Mitigating Spurious Correlations in Weakly Supervised Semantic Segmentation via Cross-architecture Consistency Regularization
This addresses incomplete coverage and inaccurate boundaries in WSSS for specific domains like industrial monitoring, but it is incremental as it builds on teacher-student frameworks and consistency methods.
The paper tackles spurious correlations in weakly supervised semantic segmentation, especially in domains like industrial smoke where emissions are coupled with chimneys, by proposing a cross-architecture consistency regularization framework that improves pseudo mask quality without external supervision.
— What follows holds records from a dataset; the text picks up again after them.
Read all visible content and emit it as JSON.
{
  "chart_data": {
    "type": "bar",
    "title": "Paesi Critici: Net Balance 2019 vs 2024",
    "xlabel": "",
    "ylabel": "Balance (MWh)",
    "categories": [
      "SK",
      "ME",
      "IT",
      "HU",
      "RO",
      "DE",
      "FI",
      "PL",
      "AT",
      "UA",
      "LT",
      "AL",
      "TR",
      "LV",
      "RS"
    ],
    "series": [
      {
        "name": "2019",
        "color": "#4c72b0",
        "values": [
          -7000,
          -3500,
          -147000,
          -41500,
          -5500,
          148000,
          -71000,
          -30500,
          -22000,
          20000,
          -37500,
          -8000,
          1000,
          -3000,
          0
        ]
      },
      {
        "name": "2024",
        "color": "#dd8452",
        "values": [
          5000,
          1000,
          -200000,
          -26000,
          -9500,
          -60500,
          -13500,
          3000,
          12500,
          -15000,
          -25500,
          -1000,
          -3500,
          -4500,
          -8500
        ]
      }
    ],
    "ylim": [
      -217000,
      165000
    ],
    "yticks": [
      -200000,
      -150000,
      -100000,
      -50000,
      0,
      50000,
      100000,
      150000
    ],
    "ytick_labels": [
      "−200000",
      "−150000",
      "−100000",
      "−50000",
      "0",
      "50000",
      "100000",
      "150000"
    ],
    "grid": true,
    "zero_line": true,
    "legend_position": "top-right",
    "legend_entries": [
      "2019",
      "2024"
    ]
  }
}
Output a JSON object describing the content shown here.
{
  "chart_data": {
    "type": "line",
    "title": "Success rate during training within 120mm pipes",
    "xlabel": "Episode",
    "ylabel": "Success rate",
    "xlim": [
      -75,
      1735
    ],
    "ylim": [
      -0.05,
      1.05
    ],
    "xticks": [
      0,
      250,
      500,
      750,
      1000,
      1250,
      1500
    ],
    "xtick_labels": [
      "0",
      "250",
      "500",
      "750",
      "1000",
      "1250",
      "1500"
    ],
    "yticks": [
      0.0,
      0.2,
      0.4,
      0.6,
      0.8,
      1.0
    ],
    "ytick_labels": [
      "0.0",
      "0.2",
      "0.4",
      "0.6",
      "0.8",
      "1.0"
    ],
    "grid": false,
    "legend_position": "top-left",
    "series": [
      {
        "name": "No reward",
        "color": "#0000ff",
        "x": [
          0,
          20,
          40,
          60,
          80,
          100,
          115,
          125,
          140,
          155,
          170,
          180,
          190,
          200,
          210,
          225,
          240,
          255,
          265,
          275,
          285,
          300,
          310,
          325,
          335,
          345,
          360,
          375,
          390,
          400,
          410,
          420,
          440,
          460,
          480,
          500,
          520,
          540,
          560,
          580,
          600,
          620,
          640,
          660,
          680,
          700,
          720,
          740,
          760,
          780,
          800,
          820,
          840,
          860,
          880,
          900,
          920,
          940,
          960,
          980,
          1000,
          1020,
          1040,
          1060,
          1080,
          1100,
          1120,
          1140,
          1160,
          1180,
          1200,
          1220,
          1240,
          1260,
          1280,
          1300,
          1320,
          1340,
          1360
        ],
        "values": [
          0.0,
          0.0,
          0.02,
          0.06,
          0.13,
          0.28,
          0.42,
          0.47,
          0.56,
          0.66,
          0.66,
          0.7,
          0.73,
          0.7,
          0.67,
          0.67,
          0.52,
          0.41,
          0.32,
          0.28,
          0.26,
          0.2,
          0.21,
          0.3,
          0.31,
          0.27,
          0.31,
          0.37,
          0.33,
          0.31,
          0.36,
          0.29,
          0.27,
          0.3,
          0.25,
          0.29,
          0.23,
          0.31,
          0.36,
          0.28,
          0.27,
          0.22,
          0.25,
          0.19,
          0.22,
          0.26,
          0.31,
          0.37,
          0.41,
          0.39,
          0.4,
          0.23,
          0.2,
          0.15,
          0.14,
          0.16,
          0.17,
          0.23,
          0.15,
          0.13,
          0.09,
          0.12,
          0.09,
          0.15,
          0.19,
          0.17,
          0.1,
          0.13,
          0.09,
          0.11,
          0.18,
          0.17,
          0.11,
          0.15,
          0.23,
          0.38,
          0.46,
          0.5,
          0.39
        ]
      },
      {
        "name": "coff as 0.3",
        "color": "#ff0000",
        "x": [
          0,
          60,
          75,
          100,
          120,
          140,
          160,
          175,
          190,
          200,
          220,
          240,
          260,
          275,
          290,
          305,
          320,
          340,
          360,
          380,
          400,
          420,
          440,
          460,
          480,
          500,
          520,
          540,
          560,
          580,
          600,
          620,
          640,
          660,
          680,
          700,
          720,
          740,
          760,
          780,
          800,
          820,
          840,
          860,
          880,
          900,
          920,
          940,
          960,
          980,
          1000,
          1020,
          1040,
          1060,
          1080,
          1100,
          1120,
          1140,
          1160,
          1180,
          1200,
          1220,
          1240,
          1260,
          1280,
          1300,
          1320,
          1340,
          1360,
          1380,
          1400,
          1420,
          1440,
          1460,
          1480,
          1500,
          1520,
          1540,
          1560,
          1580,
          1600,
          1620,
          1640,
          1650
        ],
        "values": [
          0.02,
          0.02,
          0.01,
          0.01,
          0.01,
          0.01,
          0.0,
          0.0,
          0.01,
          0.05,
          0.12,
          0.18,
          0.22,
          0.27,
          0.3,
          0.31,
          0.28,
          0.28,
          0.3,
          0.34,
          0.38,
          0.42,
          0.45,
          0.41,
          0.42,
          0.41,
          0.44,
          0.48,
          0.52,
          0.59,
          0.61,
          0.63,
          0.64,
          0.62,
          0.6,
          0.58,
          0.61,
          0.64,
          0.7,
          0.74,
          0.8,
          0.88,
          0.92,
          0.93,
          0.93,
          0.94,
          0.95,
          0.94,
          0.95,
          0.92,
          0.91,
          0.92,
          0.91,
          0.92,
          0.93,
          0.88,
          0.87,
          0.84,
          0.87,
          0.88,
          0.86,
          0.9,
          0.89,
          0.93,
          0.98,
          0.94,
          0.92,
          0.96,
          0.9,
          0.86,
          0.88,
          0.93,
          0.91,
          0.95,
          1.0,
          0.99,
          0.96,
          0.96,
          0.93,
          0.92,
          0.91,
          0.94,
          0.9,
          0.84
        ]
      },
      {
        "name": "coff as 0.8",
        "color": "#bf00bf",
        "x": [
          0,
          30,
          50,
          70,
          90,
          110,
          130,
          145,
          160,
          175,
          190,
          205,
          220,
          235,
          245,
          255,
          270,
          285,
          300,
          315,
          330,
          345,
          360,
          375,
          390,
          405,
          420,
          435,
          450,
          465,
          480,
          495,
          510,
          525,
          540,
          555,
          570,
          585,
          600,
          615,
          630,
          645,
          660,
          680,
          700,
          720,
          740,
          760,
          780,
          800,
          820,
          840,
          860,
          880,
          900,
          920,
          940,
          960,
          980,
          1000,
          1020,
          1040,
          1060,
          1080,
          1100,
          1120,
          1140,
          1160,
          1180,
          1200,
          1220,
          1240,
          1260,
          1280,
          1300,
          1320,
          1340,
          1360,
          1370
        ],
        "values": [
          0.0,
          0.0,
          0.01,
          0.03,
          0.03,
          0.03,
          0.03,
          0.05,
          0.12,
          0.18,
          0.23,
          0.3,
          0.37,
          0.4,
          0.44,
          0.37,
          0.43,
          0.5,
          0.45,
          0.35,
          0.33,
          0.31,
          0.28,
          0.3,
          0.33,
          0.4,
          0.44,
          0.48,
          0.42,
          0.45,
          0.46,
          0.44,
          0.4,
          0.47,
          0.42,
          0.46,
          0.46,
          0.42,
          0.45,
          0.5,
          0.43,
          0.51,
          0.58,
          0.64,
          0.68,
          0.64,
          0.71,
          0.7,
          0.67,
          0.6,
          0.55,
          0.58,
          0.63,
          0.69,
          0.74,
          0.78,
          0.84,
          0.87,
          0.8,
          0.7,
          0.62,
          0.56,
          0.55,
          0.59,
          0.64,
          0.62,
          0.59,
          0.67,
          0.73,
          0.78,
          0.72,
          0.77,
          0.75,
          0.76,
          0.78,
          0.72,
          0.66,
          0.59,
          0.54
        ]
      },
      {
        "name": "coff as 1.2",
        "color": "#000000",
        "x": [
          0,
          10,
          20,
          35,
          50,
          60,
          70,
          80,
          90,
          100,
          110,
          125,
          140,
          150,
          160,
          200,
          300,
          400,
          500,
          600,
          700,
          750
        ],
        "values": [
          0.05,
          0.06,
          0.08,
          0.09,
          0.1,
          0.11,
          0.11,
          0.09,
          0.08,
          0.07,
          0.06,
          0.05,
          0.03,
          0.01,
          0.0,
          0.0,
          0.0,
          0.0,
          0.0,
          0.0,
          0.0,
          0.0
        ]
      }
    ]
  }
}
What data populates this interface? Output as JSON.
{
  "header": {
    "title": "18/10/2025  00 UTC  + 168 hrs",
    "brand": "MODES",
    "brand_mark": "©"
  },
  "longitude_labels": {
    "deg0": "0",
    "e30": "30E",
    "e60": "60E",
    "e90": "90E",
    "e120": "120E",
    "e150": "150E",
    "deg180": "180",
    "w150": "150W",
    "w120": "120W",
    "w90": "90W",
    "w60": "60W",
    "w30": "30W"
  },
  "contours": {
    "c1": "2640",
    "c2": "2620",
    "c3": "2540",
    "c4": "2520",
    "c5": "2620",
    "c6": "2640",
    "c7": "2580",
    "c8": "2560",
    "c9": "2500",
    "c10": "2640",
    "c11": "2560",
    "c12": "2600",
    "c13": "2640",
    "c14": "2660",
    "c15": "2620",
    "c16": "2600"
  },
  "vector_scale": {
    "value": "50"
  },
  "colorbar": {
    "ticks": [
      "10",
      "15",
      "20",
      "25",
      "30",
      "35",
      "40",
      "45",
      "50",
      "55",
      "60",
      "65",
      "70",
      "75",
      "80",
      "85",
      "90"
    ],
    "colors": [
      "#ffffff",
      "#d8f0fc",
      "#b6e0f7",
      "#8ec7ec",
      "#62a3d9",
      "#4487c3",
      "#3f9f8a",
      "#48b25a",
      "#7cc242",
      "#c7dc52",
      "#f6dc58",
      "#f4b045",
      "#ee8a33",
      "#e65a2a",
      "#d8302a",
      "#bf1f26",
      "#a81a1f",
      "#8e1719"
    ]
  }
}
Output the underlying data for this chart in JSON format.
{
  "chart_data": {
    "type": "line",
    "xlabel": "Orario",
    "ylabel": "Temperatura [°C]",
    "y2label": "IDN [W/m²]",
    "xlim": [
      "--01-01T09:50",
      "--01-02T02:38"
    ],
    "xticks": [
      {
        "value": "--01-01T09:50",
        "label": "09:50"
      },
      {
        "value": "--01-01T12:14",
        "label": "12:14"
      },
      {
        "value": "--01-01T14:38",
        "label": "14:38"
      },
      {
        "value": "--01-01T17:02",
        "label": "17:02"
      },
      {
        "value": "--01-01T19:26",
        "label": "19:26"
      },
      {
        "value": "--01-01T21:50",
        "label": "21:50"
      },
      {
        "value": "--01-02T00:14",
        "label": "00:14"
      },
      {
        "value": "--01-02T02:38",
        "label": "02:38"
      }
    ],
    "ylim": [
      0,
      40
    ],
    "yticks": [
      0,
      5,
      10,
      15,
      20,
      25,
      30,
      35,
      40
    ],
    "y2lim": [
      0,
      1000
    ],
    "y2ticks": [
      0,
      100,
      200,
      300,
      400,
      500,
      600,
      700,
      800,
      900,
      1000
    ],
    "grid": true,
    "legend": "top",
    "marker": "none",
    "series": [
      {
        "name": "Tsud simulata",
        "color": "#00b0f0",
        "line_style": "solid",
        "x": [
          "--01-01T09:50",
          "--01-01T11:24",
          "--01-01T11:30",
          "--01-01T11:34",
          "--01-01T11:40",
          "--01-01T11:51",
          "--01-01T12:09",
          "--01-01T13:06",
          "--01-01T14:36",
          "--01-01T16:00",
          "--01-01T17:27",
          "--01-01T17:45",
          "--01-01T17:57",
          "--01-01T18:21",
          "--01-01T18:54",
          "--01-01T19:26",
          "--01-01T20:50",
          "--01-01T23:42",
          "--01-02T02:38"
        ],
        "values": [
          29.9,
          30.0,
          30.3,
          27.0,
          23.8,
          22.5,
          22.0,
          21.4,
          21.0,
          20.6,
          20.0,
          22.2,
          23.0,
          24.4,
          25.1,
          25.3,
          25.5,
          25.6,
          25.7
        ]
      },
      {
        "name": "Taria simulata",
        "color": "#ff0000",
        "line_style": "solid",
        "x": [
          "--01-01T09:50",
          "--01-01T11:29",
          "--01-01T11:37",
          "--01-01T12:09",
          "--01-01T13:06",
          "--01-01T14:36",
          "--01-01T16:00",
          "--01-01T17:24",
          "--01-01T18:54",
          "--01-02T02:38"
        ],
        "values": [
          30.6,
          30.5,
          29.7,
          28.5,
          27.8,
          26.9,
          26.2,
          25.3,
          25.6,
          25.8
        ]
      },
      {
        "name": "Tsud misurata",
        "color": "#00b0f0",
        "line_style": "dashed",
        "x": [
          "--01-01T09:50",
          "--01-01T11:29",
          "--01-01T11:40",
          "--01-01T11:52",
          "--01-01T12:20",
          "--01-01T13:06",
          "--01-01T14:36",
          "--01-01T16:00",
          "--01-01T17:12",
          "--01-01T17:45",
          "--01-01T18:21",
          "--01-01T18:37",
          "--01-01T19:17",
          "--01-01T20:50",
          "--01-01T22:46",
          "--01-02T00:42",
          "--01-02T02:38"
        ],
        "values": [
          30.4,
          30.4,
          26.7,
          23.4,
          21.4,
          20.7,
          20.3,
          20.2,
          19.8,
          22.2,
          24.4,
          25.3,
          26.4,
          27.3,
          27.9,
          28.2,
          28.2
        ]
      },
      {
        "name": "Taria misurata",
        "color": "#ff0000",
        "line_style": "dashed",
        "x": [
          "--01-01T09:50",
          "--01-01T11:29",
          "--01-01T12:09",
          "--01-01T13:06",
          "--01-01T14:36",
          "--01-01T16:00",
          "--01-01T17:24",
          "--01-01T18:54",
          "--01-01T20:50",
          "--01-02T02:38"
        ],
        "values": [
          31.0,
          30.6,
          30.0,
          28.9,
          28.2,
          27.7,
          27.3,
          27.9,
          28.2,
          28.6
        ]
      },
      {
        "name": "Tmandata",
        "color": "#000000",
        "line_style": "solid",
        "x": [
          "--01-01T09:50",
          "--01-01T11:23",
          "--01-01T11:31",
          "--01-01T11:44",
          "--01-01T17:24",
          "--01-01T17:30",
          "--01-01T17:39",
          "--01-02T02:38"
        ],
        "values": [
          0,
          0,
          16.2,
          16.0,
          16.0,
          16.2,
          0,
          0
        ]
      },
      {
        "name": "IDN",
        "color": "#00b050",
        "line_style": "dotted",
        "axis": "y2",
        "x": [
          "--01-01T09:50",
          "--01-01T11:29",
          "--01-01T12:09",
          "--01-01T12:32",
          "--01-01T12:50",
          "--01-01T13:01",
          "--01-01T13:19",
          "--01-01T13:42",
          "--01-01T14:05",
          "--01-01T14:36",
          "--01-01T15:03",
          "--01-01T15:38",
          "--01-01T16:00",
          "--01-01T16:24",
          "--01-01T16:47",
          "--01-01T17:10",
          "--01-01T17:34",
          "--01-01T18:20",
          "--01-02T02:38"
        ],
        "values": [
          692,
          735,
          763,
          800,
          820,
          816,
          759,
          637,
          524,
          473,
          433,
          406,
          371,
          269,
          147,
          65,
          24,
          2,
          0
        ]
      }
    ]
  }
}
Scarcity of pixel-level labels is a significant challenge in practical scenarios. In specific domains like industrial smoke, acquiring such detailed annotations is particularly difficult and often requires expert knowledge. To alleviate this, weakly supervised semantic segmentation (WSSS) has emerged as a promising approach. However, due to the supervision gap and inherent bias in models trained with only image level labels, existing WSSS methods suffer from limitations such as incomplete foreground coverage, inaccurate object boundaries, and spurious correlations, especially in our domain, where emissions are always spatially coupled with chimneys. Previous solutions typically rely on additional priors or external knowledge to mitigate these issues, but they often lack scalability and fail to address the model's inherent bias toward co-occurring context. To address this, we propose a novel WSSS framework that directly targets the co-occurrence problem without relying on external supervision. Unlike prior methods that adopt a single network, we employ a teacher-student framework that combines CNNs and ViTs. We introduce a knowledge transfer loss that enforces cross-architecture consistency by aligning internal representations. Additionally, we incorporate post-processing techniques to address partial coverage and further improve pseudo mask quality.